No estoy segura de cuánto tiempo caminé hasta llegar a una tienda de abarrotes. En la entrada había una niña, con un vestido amplio y azul. Su cabello era tan amarillo que parecía de vainilla. Me acerqué para hablarle. Estaba sola. Tal vez estaba perdida o intentó escapar de su casa, como yo.

 Hola, ¿qué haces aquí? ¿Dónde están tus padres? La niña me miró sin parpadear. Qué bonitos ojos. Verdes. No contestó. Su boca estaba abierta, pero sin ruido. Sus manos a los costados. Las pestañas abanicos negros y su nariz de bolita.

 Llegó el dueño de la tienda. Esta niña está castigada. A las niñas que se portan mal Dios las castiga. Ella se debe quedar así hasta que alguien le dé una moneda.

Metí las manos en mi pantalón y encontré una. Se la puse en la boca y la niña sacó la lengua como la de una serpiente. Empezó a mover los brazos en círculos, de un lado a otro. Sus ojos parpadearon y dijo me llamo Luz. El tono de su voz era el trinar de un pajarito. Marchó mientras cantaba la rueda de San Miguel.

Poco a poco se endureció hasta que hubo silencio. Pensé en que a nadie le interesaba el frío que podía sentir Luz, ni si tenía hambre o ganas de jugar con otros niños. El tendero ya estaba en el mostrador, despachando a una señora que escogía pan. Esperé a que cobrara para quitarle las manos y no oyera el tronar de los huesos al despegarse. También le arranqué las piernas y la cabeza.

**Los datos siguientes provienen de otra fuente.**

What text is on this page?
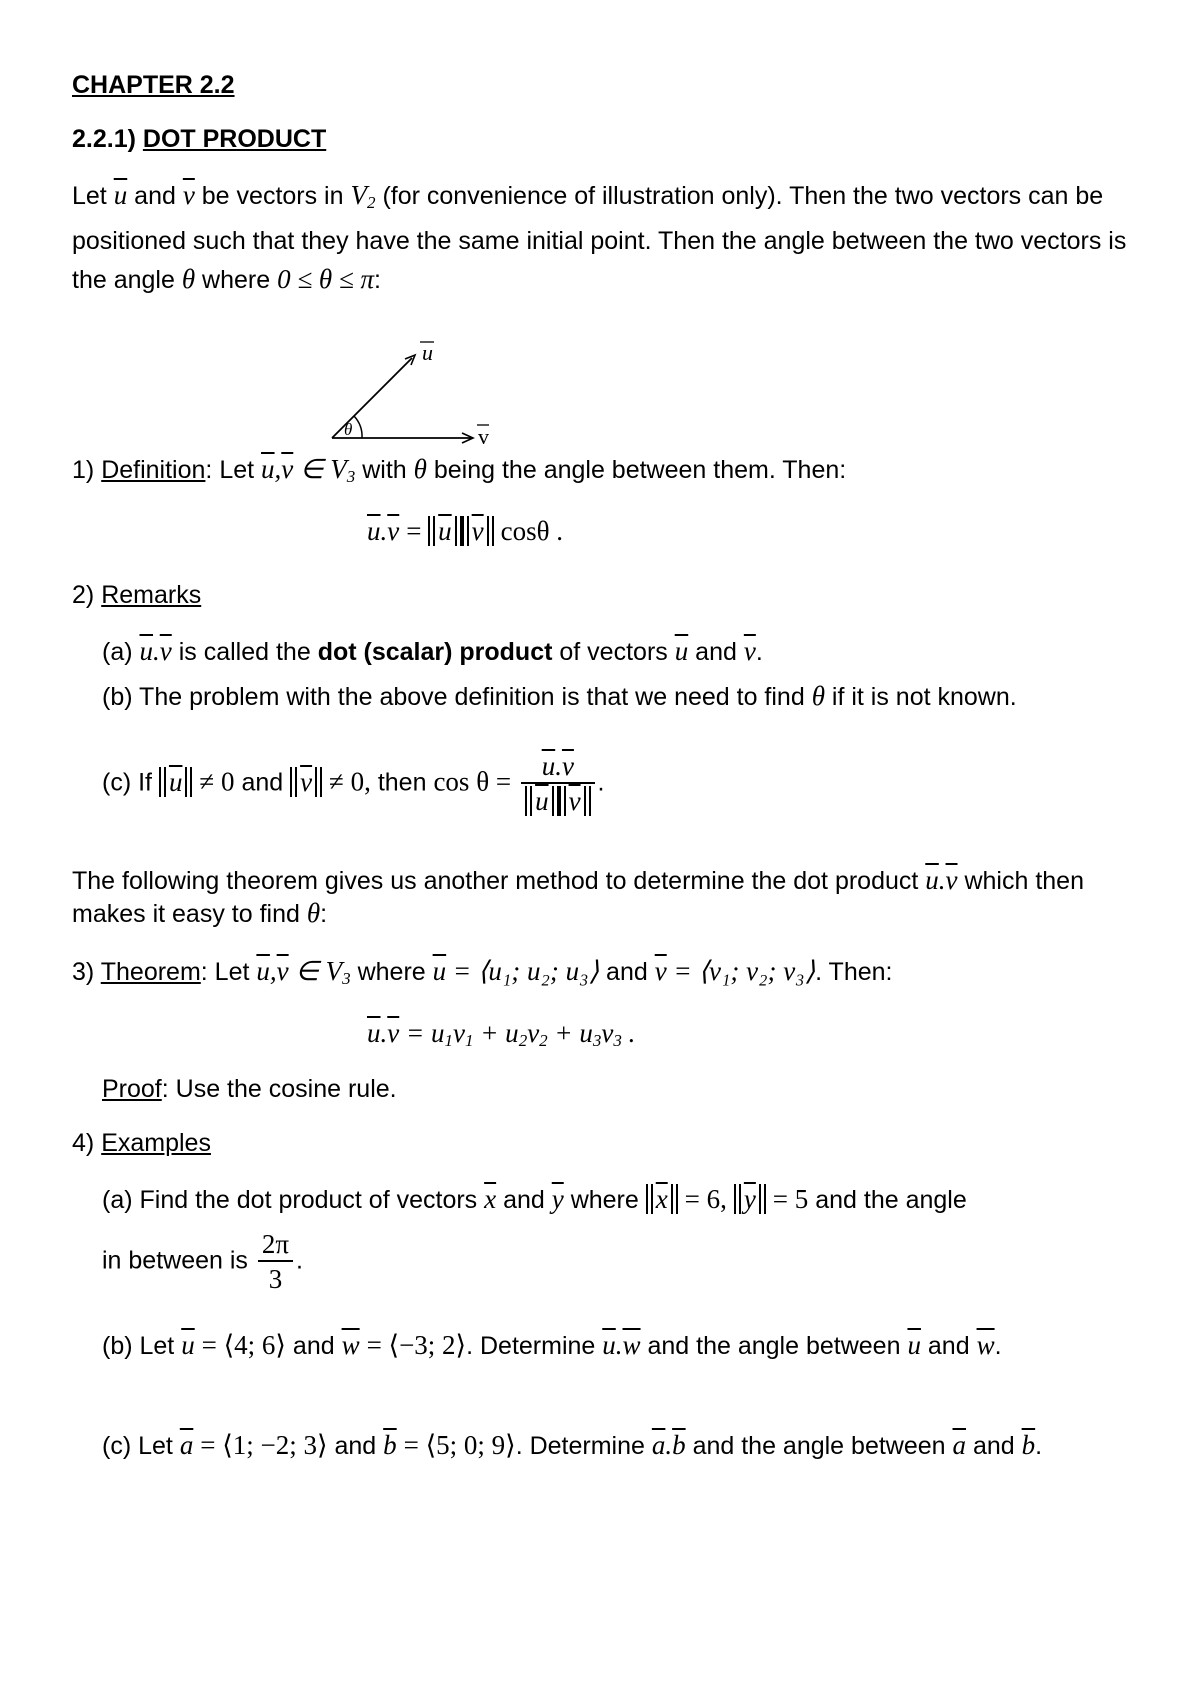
CHAPTER 2.2
2.2.1) DOT PRODUCT
Let $\overline{u}$ and $\overline{v}$ be vectors in $V_2$ (for convenience of illustration only). Then the two vectors can be positioned such that they have the same initial point. Then the angle between the two vectors is the angle θ where 0 ≤ θ ≤ π:
u
v
θ
1) Definition: Let $\overline{u},\overline{v}$ ∈ $V_3$ with θ being the angle between them. Then:
$\overline{u}.\overline{v} = \overline{u}$ $\overline{v}$ cosθ .
2) Remarks
(a) $\overline{u}.\overline{v}$ is called the dot (scalar) product of vectors $\overline{u}$ and $\overline{v}$.
(b) The problem with the above definition is that we need to find θ if it is not known.
(c) If $\overline{u} \ne 0$ and $\overline{v} \ne 0$, then $\cos \theta = \frac{\overline{u}.\overline{v}}{\overline{u} \overline{v}}$ .
The following theorem gives us another method to determine the dot product $\overline{u}.\overline{v}$ which then makes it easy to find θ:
3) Theorem: Let $\overline{u},\overline{v}$ ∈ $V_3$ where $\overline{u}$ = ⟨u₁; u₂; u₃⟩ and $\overline{v}$ = ⟨v₁; v₂; v₃⟩. Then:
$\overline{u}.\overline{v} = u_1v_1 + u_2v_2 + u_3v_3$ .
Proof: Use the cosine rule.
4) Examples
(a) Find the dot product of vectors $\overline{x}$ and $\overline{y}$ where $\overline{x} = 6$, $\overline{y} = 5$ and the angle
in between is $\frac{2\pi}{3}$ .
(b) Let $\overline{u}$ = ⟨4; 6⟩ and $\overline{w}$ = ⟨−3; 2⟩. Determine $\overline{u}.\overline{w}$ and the angle between $\overline{u}$ and $\overline{w}$.
(c) Let $\overline{a}$ = ⟨1; −2; 3⟩ and $\overline{b}$ = ⟨5; 0; 9⟩. Determine $\overline{a}.\overline{b}$ and the angle between $\overline{a}$ and $\overline{b}$.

Tomé lo que pude y corrí. Iba una cuadra adelante cuando se oyeron los gritos del señor. No me detuve hasta que llegué a la carretera. Luz tenía los ojos abiertos. Parpadeaban y sacaba la lengua. Yo también estaba feliz. Tomé una de sus manos y entrelacé mis dedos. 

Llegamos a un árbol. Esperamos ahí hasta quedarnos dormidas.